EWEA's Opinion
EWEA's opinion
24.11.2008
Wind power could help provide a relatively quick and inexpensive solution to increasing demands for green energy in the next 20 years, according to a major US report.
If they haven’t memorised it already, it is a sure bet that European Union decision makers and US President-elect Barack Obama will soon cast their busy eyes over the just-released National Intelligence Council report that predicts what the world will look like in less than two decades.
The report, which is released every four years and is based on information from all US intelligence agencies, predicts a startling transformation in world affairs between now and 2025. It states there will be more people, less water, less food, and a lot less oil. There will also be a seismic shift of influence fleeing from the western world to the eastern, with the United States and Europe both losing ground.
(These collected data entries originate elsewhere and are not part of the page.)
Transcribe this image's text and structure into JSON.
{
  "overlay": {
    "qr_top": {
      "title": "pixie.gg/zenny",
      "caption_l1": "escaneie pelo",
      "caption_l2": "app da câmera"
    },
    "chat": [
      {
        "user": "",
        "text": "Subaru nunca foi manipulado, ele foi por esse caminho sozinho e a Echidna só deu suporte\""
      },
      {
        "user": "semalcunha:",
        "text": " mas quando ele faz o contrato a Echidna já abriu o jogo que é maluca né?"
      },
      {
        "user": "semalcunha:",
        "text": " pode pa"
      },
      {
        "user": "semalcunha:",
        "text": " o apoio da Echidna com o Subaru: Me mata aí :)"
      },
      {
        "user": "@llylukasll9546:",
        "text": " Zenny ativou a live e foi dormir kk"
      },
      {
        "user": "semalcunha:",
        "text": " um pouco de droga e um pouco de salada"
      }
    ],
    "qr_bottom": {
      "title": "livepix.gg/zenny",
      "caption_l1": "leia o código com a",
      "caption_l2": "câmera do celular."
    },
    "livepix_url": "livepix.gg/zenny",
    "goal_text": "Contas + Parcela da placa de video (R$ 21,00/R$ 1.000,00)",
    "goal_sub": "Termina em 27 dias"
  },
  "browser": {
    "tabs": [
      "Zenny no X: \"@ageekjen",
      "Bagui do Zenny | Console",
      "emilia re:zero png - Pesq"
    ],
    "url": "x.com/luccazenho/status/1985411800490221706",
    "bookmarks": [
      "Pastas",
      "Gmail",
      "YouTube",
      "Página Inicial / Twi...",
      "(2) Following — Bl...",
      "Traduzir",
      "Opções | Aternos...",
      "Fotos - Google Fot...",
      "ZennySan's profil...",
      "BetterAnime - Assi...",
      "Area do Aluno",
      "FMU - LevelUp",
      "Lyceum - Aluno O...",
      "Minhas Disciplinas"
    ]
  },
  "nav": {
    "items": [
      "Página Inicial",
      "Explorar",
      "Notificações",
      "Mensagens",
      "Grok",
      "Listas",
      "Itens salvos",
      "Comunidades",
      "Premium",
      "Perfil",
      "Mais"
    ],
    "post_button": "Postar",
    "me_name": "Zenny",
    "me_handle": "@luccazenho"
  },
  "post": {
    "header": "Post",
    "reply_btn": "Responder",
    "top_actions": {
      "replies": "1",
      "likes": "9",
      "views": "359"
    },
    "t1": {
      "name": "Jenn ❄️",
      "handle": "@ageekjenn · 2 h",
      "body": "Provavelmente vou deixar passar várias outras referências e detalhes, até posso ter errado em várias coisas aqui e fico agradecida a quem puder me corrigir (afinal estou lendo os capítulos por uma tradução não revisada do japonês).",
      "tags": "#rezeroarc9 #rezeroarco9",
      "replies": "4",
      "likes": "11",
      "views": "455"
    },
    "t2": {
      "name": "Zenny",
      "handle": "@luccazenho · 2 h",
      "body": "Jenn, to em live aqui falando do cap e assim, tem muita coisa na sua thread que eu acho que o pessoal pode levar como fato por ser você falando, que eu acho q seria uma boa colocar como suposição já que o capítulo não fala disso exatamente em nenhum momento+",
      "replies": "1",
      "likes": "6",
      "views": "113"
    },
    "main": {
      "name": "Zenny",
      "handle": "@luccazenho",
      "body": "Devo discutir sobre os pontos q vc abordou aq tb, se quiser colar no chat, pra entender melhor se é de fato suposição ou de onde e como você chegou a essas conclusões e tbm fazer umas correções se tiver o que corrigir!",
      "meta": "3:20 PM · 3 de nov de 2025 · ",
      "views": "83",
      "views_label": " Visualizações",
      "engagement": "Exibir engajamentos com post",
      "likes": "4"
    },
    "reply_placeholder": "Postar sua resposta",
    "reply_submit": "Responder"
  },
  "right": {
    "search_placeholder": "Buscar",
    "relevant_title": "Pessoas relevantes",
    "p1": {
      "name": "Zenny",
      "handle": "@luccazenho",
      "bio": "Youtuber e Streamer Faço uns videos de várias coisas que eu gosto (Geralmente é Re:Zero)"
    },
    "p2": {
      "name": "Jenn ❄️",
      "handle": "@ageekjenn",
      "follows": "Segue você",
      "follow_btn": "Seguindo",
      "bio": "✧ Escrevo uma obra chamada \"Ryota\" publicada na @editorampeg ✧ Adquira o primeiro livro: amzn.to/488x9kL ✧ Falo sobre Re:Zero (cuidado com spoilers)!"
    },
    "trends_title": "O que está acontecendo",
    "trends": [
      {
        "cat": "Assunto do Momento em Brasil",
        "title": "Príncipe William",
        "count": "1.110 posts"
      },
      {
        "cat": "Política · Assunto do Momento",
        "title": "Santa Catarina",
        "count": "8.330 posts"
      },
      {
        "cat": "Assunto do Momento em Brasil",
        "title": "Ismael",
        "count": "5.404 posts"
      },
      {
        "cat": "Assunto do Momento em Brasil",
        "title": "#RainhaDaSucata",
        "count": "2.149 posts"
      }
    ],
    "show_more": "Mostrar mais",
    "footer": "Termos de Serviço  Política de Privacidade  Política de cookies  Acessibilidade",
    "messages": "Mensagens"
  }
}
Swirling over everything will be the consequences of climate change.
And yet, included in this sobering document is the assessment that wind power can possibly help provide a secure source of green electricity while the world begins the inevitable transition away from oil dependency.
In a chapter dealing with the “dawning of a post-petroleum age,” the report also notes there will be increasing demands for energy since Earth’s population is expected to increase by at least a billion in the next 20 years. As a result, the report adds, access to relatively secure and clean energy resources will assume growing importance for more countries.
The report says more than US $3 trillion will have to be invested in the diminishing traditional hydrocarbon sector in the next two decades simply to meet baseline energy demand. All current energy technologies are inadequate to replace traditional energy sources on the scale needed, the report says, adding any new form of energy would likely require a similar size investment, and simply may not be available by 2025.
“Despite what are seen as long odds now, we cannot rule out the possibility of a transition by 2025 that would avoid the costs of an infrastructure overhaul. The greatest possibility for a relatively quick and inexpensive transition during that period comes from better renewable generation sources (photovoltaic and wind) and improvements in battery technology.
“With many of these technologies, the infrastructure cost hurdle for individual projects would be lower, enabling many small economic actors to develop their own energy transformation projects that directly serve their interests – e.g., stationary fuel cells powering homes and offices, recharging plug-in hybrid autos, and selling energy back to the grid.”
The European Wind Energy Association understands the complexity and severity of the problems threatening the world today, and that they will almost certainly become greater obstacles in the near future.
EWEA would like to remind EU politicians, Obama and other foreign leaders dealing with these issues, however, that wind power is already a proven technology. A job-creator, wind is a local, affordable, non-polluting, fast, dependable source of energy.
Governments should pass green legislation, promote renewable energies, and clear administrative and regulatory hurdles which hold back non-traditional technologies.
The verdict has been in for some time now: There is no more time to waste. Get on with it.